Failure to Develop and Implement Trauma-Informed Care Plan for Resident with PTSD
Penalty
Summary
The facility failed to assess, develop, and implement a comprehensive care plan addressing a resident's documented PTSD diagnosis and potential trauma triggers. Despite multiple social services trauma screens and progress notes indicating a history of trauma, PTSD, and specific traumatic experiences, the care plan did not reflect individualized interventions for trauma or identify known triggers. The care plan focused on adjustment issues and claustrophobia but omitted interventions related to the resident's history of sexual abuse and trauma, even though these were documented in the resident's records. Interviews with facility staff, including CNAs, LPNs, the DON, and the psychiatrist, revealed a lack of awareness regarding the resident's PTSD diagnosis and trauma history.

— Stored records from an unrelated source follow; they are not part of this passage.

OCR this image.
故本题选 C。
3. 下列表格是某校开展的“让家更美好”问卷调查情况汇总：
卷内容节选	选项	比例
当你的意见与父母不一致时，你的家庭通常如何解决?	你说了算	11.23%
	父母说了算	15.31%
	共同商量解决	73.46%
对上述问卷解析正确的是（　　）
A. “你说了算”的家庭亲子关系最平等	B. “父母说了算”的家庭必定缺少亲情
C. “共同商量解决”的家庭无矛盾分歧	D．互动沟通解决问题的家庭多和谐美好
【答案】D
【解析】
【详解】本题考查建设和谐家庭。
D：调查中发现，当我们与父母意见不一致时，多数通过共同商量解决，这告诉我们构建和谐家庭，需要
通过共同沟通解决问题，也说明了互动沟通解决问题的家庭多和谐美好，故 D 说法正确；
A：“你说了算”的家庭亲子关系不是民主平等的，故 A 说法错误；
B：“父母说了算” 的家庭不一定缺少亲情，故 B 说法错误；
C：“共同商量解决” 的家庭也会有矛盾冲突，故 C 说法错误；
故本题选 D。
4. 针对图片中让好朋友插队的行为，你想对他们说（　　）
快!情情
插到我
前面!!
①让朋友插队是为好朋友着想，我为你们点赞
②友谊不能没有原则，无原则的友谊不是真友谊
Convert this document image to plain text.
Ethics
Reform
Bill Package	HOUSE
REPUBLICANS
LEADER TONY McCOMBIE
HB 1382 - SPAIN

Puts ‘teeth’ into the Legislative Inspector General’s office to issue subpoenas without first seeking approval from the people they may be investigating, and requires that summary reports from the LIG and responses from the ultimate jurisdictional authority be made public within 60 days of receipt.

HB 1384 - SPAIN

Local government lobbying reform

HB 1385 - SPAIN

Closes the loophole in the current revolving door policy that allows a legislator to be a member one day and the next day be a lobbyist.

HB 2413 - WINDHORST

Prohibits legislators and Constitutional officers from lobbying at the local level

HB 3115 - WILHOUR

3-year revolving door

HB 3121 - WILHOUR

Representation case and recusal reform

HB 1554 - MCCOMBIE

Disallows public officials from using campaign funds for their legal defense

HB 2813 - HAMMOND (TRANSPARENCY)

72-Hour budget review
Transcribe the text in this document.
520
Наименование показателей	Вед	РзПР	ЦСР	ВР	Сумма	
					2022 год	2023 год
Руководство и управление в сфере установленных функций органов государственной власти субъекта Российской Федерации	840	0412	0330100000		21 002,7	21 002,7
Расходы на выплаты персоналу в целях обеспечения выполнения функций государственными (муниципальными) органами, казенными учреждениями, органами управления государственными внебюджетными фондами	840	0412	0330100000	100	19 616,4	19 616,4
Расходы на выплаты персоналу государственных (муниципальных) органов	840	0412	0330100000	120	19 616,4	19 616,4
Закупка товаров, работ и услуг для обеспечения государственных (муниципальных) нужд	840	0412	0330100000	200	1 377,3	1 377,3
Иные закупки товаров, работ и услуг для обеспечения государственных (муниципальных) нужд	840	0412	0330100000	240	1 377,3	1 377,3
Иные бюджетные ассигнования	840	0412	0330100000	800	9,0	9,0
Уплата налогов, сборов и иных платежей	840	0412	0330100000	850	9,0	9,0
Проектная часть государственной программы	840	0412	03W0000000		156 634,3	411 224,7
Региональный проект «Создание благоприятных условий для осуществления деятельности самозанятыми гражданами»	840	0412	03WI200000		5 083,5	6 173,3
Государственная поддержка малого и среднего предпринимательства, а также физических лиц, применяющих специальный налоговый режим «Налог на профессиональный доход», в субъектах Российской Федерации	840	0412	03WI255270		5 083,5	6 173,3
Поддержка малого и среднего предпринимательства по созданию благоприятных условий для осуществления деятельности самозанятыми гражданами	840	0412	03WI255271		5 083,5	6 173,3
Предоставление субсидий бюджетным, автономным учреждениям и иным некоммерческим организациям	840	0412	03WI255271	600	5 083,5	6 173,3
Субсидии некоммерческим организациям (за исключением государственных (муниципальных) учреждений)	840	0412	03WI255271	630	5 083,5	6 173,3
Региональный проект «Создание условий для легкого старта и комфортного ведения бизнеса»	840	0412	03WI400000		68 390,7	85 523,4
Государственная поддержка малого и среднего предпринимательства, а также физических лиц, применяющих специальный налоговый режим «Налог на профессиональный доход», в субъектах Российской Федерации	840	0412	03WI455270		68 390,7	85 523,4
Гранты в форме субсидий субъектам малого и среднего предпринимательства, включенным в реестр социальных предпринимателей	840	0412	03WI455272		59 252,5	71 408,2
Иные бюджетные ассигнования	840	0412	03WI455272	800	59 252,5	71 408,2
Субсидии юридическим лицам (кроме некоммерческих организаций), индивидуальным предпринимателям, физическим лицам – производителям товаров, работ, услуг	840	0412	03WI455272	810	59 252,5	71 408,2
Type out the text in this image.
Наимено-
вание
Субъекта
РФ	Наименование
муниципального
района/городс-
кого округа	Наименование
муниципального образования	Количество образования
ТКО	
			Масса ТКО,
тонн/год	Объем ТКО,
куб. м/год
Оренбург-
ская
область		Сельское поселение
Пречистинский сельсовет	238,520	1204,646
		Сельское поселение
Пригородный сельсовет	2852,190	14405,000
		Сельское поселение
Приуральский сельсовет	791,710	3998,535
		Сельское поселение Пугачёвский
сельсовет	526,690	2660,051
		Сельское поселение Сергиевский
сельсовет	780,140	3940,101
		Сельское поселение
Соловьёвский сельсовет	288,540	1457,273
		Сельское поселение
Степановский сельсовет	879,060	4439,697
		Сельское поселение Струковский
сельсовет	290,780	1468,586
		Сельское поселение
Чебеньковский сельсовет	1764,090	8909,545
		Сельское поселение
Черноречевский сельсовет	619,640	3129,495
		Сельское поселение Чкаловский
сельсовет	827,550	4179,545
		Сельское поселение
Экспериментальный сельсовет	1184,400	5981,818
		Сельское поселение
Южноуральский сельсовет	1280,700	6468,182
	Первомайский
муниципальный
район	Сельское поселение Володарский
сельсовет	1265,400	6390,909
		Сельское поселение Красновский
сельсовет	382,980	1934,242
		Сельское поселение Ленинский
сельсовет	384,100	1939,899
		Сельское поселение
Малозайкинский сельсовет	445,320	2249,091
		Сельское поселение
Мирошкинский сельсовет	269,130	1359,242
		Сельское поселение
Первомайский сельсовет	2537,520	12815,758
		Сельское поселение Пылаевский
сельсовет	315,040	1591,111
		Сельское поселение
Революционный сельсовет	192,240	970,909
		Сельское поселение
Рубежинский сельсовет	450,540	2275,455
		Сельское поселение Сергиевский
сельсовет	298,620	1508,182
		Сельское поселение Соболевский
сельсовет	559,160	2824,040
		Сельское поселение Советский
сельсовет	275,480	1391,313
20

Staff members were not informed of the resident's trauma-related needs or trained to identify or respond to potential triggers. The psychiatrist and psychologist were also unaware of the full extent of the resident's trauma history, and the psychologist noted that the resident's fear and refusal of care could be related to unaddressed trauma. The absence of trauma-informed care planning led to staff not being equipped to provide appropriate support or interventions. Documentation reviews showed inconsistencies in the recognition and care planning for PTSD and trauma. The resident's MDS did not list PTSD or trauma-related diagnoses, and trauma screens often left care plan updates blank or marked as not applicable. The facility's policy required trauma-informed, person-centered care planning, but this was not followed in practice for this resident, resulting in a failure to meet the resident's mental and psychosocial needs as identified in assessments.